Functional Overview

The market-analysis toolkit is designed to streamline the process of retrieving, caching, and analyzing financial market data. It bridges the gap between raw data providers and actionable financial insights by providing a robust framework for performance metrics and visualization.

Core Workflow

The project follows a structured data processing sequence:

  1. Data Fetching: Interface with Yahoo Finance (yfinance) to retrieve historical OHLCV data.

  2. Local Caching: Persistence layer using Parquet files to minimize network requests and improve performance.

  3. Asset Modeling: Encapsulation of raw data into high-level Asset objects that handle statistical calculations.

  4. Analysis: Computation of key performance indicators like CAGR, Volatility, and Drawdowns.

  5. Visualization: Generation of multi-panel charts for visual correlation and trend analysis.


Data Acquisition & Caching

The toolkit uses a “Fetch-Through” cache strategy managed by the CacheManager:

  • Local Storage: Data is stored in the cache_history/ directory using the Apache Parquet format (via pyarrow), providing high compression and fast read/write speeds.

  • Cache Validation: The system checks the modification time of cached files.
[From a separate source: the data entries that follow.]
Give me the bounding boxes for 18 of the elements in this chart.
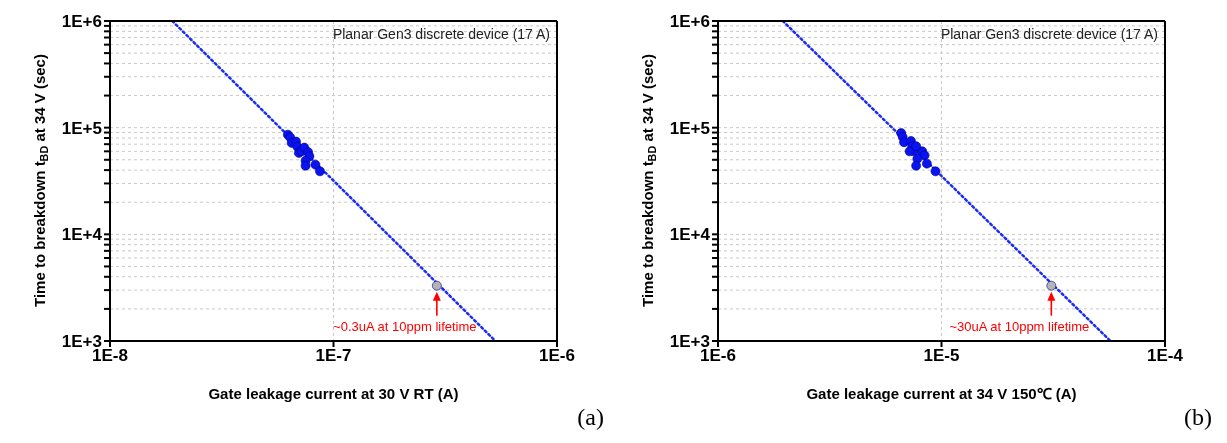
text: (a) bbox=[577, 404, 604, 431]
y-tick-label: 1E+4 bbox=[61, 225, 103, 245]
y-tick-label: 1E+4 bbox=[669, 225, 711, 245]
y-tick-label: 1E+6 bbox=[61, 12, 102, 32]
x-tick-label: 1E-7 bbox=[315, 346, 352, 366]
y-tick-label: 1E+5 bbox=[669, 118, 710, 138]
text: (b) bbox=[1184, 404, 1212, 431]
x-tick-label: 1E-6 bbox=[539, 346, 575, 366]
x-axis-title: Gate leakage current at 30 V RT (A) bbox=[208, 385, 459, 402]
x-tick-label: 1E-5 bbox=[923, 346, 960, 366]
y-tick-label: 1E+6 bbox=[669, 12, 710, 32]
x-tick-label: 1E-4 bbox=[1147, 346, 1184, 366]
annotation: Planar Gen3 discrete device (17 A) bbox=[332, 26, 550, 42]
annotation: ~0.3uA at 10ppm lifetime bbox=[333, 318, 477, 334]
annotation: ~30uA at 10ppm lifetime bbox=[949, 318, 1090, 334]
annotation: Planar Gen3 discrete device (17 A) bbox=[940, 26, 1158, 42]
y-tick-label: 1E+5 bbox=[61, 118, 102, 138]
x-axis-title: Gate leakage current at 34 V 150℃ (A) bbox=[806, 385, 1077, 402]
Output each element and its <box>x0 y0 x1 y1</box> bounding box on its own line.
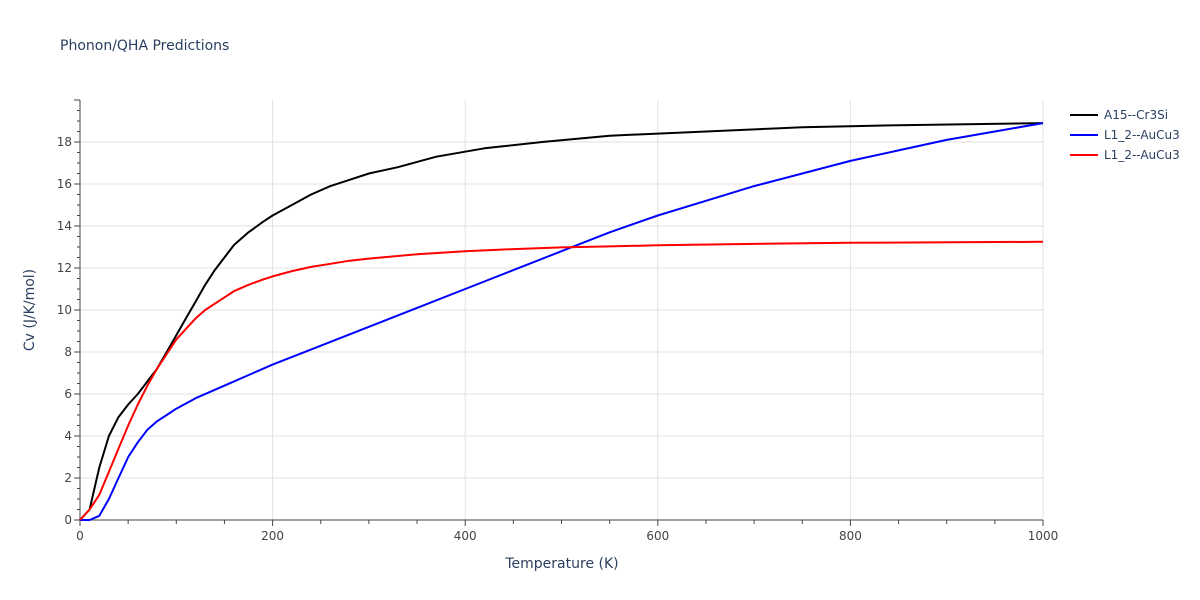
y-tick-label: 4 <box>64 429 72 443</box>
y-axis-title: Cv (J/K/mol) <box>22 269 38 351</box>
series-line-1 <box>80 122 1044 521</box>
x-axis-title: Temperature (K) <box>504 556 618 572</box>
x-tick-label: 600 <box>646 529 669 543</box>
y-tick-label: 2 <box>64 471 72 485</box>
y-tick-label: 16 <box>57 177 72 191</box>
y-tick-label: 10 <box>57 303 72 317</box>
y-tick-label: 0 <box>64 513 72 527</box>
series-line-2 <box>79 240 1044 521</box>
legend-label[interactable]: L1_2--AuCu3 <box>1104 148 1180 162</box>
axes: 0 200 400 600 800 1000 0 2 4 6 8 10 12 14 16 18 <box>57 99 1059 543</box>
grid <box>80 100 1044 520</box>
series-group <box>79 122 1044 521</box>
legend-label[interactable]: A15--Cr3Si <box>1104 108 1168 122</box>
x-tick-label: 1000 <box>1028 529 1059 543</box>
y-tick-label: 18 <box>57 135 72 149</box>
y-tick-label: 6 <box>64 387 72 401</box>
series-line-0 <box>79 122 1044 521</box>
y-tick-label: 12 <box>57 261 72 275</box>
y-tick-label: 8 <box>64 345 72 359</box>
x-tick-label: 0 <box>76 529 84 543</box>
x-tick-label: 400 <box>454 529 477 543</box>
x-tick-label: 800 <box>839 529 862 543</box>
y-tick-label: 14 <box>57 219 72 233</box>
x-tick-label: 200 <box>261 529 284 543</box>
chart-title: Phonon/QHA Predictions <box>60 38 229 54</box>
legend-label[interactable]: L1_2--AuCu3 <box>1104 128 1180 142</box>
legend[interactable]: A15--Cr3Si L1_2--AuCu3 L1_2--AuCu3 <box>1070 108 1180 162</box>
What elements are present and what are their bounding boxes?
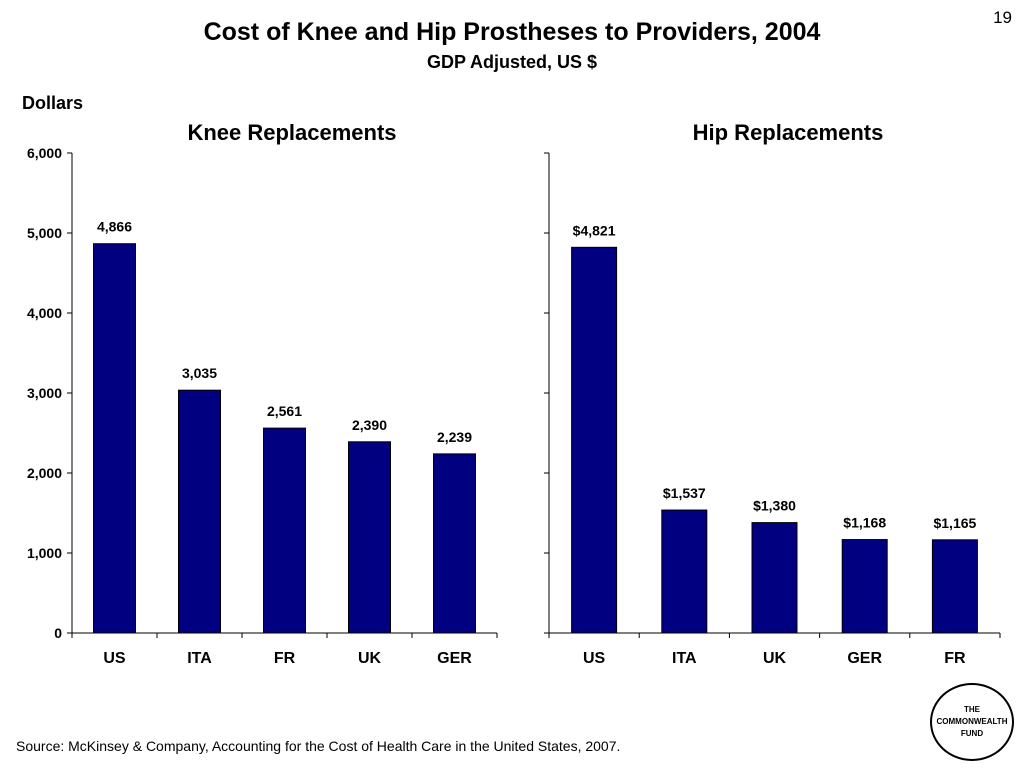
page-subtitle: GDP Adjusted, US $: [426, 52, 598, 72]
knee-data-label: 4,866: [97, 219, 132, 235]
knee-y-tick-label: 2,000: [27, 465, 62, 481]
knee-y-tick-label: 4,000: [27, 305, 62, 321]
hip-x-tick-label: GER: [847, 650, 882, 667]
page-number: 19: [993, 8, 1012, 27]
hip-data-label: $1,165: [933, 515, 976, 531]
knee-x-tick-label: US: [103, 650, 126, 667]
commonwealth-fund-logo: THE COMMONWEALTH FUND: [930, 683, 1014, 761]
knee-bar-uk: [348, 441, 391, 634]
hip-bar-ger: [841, 539, 888, 634]
knee-y-tick-label: 3,000: [27, 385, 62, 401]
knee-bar-ita: [178, 389, 221, 634]
source-note: Source: McKinsey & Company, Accounting f…: [16, 738, 621, 754]
hip-bar-us: [571, 246, 618, 634]
knee-data-label: 2,561: [267, 403, 302, 419]
knee-y-tick-label: 5,000: [27, 225, 62, 241]
hip-x-tick-label: US: [583, 650, 606, 667]
knee-data-label: 2,239: [437, 429, 472, 445]
knee-x-tick-label: FR: [274, 650, 296, 667]
hip-data-label: $1,168: [843, 515, 886, 531]
logo-line-2: COMMONWEALTH: [936, 717, 1008, 726]
hip-bar-ita: [661, 509, 708, 634]
knee-bar-us: [93, 243, 136, 634]
hip-data-label: $4,821: [573, 222, 616, 238]
knee-x-tick-label: GER: [437, 650, 472, 667]
hip-x-tick-label: FR: [944, 650, 966, 667]
hip-data-label: $1,380: [753, 498, 796, 514]
knee-y-tick-label: 1,000: [27, 545, 62, 561]
knee-y-tick-label: 0: [54, 625, 62, 641]
knee-x-tick-label: UK: [358, 650, 382, 667]
logo-line-1: THE: [964, 705, 980, 714]
knee-y-tick-label: 6,000: [27, 145, 62, 161]
hip-bar-uk: [751, 522, 798, 634]
logo-line-3: FUND: [960, 729, 984, 738]
knee-data-label: 3,035: [182, 365, 217, 381]
hip-data-label: $1,537: [663, 485, 706, 501]
knee-bar-fr: [263, 427, 306, 634]
hip-x-tick-label: ITA: [672, 650, 697, 667]
hip-x-tick-label: UK: [763, 650, 787, 667]
hip-bar-fr: [931, 539, 978, 634]
hip-chart-title: Hip Replacements: [693, 120, 884, 145]
knee-bar-ger: [433, 453, 476, 634]
page-title: Cost of Knee and Hip Prostheses to Provi…: [203, 18, 821, 46]
knee-data-label: 2,390: [352, 417, 387, 433]
y-axis-unit-label: Dollars: [22, 93, 84, 113]
knee-x-tick-label: ITA: [187, 650, 212, 667]
knee-chart-title: Knee Replacements: [187, 120, 396, 145]
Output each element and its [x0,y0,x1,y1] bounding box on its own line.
If the data is older than the configured CACHE_MAX_AGE (default: 1 day), it triggers a background refresh from Yahoo Finance.

  • Concurrent Fetching: When loading multiple tickers, the DataFetcher utilizes a thread pool (MAX_WORKERS) to download data in parallel, significantly reducing wait times.

Performance Metrics

The Asset class computes several critical financial metrics:

  • Returns: Logarithmic and simple returns for various frequencies (Daily, Monthly, Yearly).

  • Risk Metrics:

    • Volatility: Annualized standard deviation of returns.

    • Maximum Drawdown: The peak-to-trough decline during a specific period.

    • Rolling Metrics: Rolling volatility and Sharpe ratio (default 63-day window) to visualize risk evolution over time.

  • Growth Metrics: Compound Annual Growth Rate (CAGR) and total cumulative returns.

Visualization Engine

The toolkit generates a comprehensive five-panel chart for each asset:

  1. Price Chart: Raw closing prices, with optional logarithmic scaling.

  2. Cumulative Returns: Growth of a hypothetical $1 investment.

  3. Drawdown Map: Visualizes the depth and duration of “underwater” periods.

  4. Rolling Volatility: Tracks changes in asset risk profile over time.

  5. Rolling Sharpe Ratio: Displays the risk-adjusted return trend.

Interface Options

Command Line Interface (CLI)

Designed for quick checks and terminal-based analysis. It provides a summarized text report of an asset’s performance directly in the console.

Python API

Designed for integration into larger research projects or Jupyter notebooks. It offers full programmatic access to the Asset and DataFetcher classes, allowing for custom data manipulation and advanced plotting.